Están en permanente zigzagueo, atentos a todo, menos lo que importa: unir a gente muy diferente en un proyecto colectivo
Pero, ¿el sanchismo es de izquierda? La verdad es que el PSOE de Sánchez se ajusta como un guante a las tesis sobre la pseudoizquierda de Mark Lilla en El regreso liberal y de Le Goff en La gauche à l’agonie? Nadie ha retratado mejor esa falsa izquierda que Carmen Calvo, la vicepresidenta de Sánchez, con su "el feminismo es nuestro, bonita". Refleja la razón de ser del sanchismo: un negocio electoral que utiliza un imaginario nostálgico de la izquierda como mercancía y trata a los electores como vegetales, árboles atados al terreno, inmóviles. Todo para limitarse, en cooperación con Pablo Casado, a revitalizar el viejo bipartidismo, ese juego en el que siempre gana el PNV.

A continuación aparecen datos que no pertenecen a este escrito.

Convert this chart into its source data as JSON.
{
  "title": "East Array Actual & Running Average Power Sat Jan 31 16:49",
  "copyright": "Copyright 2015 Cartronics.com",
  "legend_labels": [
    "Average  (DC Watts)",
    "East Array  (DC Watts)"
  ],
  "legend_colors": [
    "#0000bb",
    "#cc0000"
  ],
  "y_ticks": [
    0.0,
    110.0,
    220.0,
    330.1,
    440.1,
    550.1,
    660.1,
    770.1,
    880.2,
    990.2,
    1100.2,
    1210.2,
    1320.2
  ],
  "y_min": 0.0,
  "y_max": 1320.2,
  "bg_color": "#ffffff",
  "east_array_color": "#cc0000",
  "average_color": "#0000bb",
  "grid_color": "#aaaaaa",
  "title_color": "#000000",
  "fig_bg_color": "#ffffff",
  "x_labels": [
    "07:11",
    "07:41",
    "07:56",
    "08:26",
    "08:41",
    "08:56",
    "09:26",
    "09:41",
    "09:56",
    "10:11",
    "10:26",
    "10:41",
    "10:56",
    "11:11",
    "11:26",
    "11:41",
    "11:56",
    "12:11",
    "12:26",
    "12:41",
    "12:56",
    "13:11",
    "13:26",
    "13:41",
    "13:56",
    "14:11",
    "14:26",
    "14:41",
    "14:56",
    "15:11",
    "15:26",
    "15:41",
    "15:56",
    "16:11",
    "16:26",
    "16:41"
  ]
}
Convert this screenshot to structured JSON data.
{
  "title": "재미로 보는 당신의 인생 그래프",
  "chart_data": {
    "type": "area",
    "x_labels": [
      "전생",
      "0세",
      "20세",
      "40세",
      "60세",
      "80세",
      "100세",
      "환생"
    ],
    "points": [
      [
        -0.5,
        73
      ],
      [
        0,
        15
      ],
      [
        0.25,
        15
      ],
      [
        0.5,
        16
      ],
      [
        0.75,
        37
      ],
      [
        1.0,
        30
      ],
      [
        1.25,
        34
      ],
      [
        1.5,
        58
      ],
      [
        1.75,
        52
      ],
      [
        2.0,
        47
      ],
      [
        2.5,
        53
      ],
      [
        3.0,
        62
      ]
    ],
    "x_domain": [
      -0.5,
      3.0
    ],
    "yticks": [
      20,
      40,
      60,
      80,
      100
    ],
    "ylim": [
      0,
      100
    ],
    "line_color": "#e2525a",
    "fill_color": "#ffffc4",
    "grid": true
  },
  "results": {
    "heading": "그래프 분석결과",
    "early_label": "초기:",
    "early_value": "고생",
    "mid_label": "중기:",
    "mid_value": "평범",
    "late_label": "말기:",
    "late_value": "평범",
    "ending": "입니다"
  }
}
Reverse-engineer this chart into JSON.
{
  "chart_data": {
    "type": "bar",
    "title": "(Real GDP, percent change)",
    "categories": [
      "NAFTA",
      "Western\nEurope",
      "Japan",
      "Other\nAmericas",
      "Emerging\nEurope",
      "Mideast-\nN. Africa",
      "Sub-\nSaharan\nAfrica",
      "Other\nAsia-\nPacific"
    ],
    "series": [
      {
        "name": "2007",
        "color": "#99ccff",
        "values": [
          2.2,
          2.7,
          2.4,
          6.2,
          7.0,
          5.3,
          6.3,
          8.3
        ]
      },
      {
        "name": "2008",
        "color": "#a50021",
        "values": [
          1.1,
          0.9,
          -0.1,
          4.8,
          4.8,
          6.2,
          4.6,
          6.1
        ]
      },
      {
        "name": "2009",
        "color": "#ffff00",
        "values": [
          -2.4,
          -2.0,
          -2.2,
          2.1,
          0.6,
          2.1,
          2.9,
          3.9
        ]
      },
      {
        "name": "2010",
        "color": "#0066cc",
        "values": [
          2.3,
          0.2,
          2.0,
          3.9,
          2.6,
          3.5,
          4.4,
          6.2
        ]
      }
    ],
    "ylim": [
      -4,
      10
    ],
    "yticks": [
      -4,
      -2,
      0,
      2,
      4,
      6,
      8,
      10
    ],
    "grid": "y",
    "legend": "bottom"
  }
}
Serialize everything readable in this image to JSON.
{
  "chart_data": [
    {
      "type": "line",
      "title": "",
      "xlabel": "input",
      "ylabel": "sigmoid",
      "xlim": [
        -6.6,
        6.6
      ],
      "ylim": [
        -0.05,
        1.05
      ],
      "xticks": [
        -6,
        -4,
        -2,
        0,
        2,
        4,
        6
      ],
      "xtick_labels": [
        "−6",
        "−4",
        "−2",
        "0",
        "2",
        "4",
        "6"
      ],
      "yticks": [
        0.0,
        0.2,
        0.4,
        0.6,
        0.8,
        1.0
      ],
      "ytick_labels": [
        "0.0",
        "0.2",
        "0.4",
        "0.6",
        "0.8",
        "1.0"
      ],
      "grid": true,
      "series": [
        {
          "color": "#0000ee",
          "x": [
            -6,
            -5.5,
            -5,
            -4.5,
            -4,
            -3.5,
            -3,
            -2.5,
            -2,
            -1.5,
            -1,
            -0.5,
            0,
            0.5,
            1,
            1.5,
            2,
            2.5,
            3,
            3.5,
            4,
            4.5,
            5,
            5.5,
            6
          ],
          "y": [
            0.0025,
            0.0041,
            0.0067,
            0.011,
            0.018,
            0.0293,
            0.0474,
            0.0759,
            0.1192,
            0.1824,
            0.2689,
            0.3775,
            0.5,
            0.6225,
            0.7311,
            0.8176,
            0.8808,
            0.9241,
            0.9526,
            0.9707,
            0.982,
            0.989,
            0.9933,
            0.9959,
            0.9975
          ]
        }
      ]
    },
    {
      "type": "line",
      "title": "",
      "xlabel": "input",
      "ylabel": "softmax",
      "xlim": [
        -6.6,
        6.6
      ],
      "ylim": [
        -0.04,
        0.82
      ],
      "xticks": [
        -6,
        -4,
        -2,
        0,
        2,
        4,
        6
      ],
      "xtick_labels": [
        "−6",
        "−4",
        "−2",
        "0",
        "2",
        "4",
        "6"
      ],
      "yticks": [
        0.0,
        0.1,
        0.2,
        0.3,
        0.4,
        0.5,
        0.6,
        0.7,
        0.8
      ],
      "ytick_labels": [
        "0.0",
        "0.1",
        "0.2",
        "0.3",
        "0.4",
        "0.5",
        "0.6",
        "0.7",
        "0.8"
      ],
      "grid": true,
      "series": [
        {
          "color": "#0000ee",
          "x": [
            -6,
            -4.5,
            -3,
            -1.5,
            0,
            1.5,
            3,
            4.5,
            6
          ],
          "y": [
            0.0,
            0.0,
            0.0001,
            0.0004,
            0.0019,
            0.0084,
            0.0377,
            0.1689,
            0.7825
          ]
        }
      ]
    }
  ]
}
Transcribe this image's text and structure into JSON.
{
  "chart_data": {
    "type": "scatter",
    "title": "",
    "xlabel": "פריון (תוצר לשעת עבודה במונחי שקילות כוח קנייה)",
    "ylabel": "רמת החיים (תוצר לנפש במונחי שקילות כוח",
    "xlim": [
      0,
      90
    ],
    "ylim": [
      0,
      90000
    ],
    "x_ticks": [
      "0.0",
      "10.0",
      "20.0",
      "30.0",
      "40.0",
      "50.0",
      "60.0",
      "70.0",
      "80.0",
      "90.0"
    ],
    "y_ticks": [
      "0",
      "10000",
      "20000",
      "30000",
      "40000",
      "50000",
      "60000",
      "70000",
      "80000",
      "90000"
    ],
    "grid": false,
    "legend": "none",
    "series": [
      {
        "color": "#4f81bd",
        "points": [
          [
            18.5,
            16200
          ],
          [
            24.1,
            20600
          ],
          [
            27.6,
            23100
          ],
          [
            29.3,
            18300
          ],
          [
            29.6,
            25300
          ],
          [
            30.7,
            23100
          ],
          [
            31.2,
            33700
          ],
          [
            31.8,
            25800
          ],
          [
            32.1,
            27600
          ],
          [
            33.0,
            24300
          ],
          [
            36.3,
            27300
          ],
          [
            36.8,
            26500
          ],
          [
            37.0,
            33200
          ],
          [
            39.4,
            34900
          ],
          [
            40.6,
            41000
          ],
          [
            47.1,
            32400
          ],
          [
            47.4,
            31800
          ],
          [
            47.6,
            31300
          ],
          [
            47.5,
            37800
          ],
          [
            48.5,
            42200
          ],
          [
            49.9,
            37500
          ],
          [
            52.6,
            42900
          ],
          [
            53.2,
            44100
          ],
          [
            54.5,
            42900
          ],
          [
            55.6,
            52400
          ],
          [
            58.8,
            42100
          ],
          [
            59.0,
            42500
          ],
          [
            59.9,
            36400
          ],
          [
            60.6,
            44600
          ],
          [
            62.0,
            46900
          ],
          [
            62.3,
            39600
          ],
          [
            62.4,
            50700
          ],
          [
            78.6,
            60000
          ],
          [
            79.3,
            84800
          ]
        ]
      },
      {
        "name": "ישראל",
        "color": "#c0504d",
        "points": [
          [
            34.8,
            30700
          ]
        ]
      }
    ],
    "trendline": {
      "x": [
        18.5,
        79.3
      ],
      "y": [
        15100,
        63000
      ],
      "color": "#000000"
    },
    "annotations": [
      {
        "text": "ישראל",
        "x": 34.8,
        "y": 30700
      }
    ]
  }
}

¿Izquierda? ¿Qué izquierda? El sanchismo, tema a tema, del régimen laboral al modelo fiscal, poco tiene que ver, por ejemplo, con la socialdemocracia nórdica renovada, tópicos aparte. Por eso están en permanente zigzagueo, atentos a todo, menos lo que importa: unir a gente muy diferente en un proyecto colectivo. Y sirve de poco inventarse para España un presidencialismo imposible, audiencias a la "sociedad civil" incluidas, como si se tratara de Francia, una excepción en Europa. De un alumno de José Blanco a otro del filósofo Jean Paul Ricoeur: "Mira Macron, sin manos". Sanchismo desatado.
En fin, que los sanchistas son el problema, también para el futuro de la izquierda española. Quien se considere de izquierda, y por ello adversario de los soberanismos, que no se fíe de Pedro Sánchez. Sí, cada vez es más difícil ser de izquierda en España, sobre todo cuando uno no es de derecha.
*** Jesús Cuadrado Bausela es geógrafo y ha sido diputado nacional del PSOE en tres legislaturas.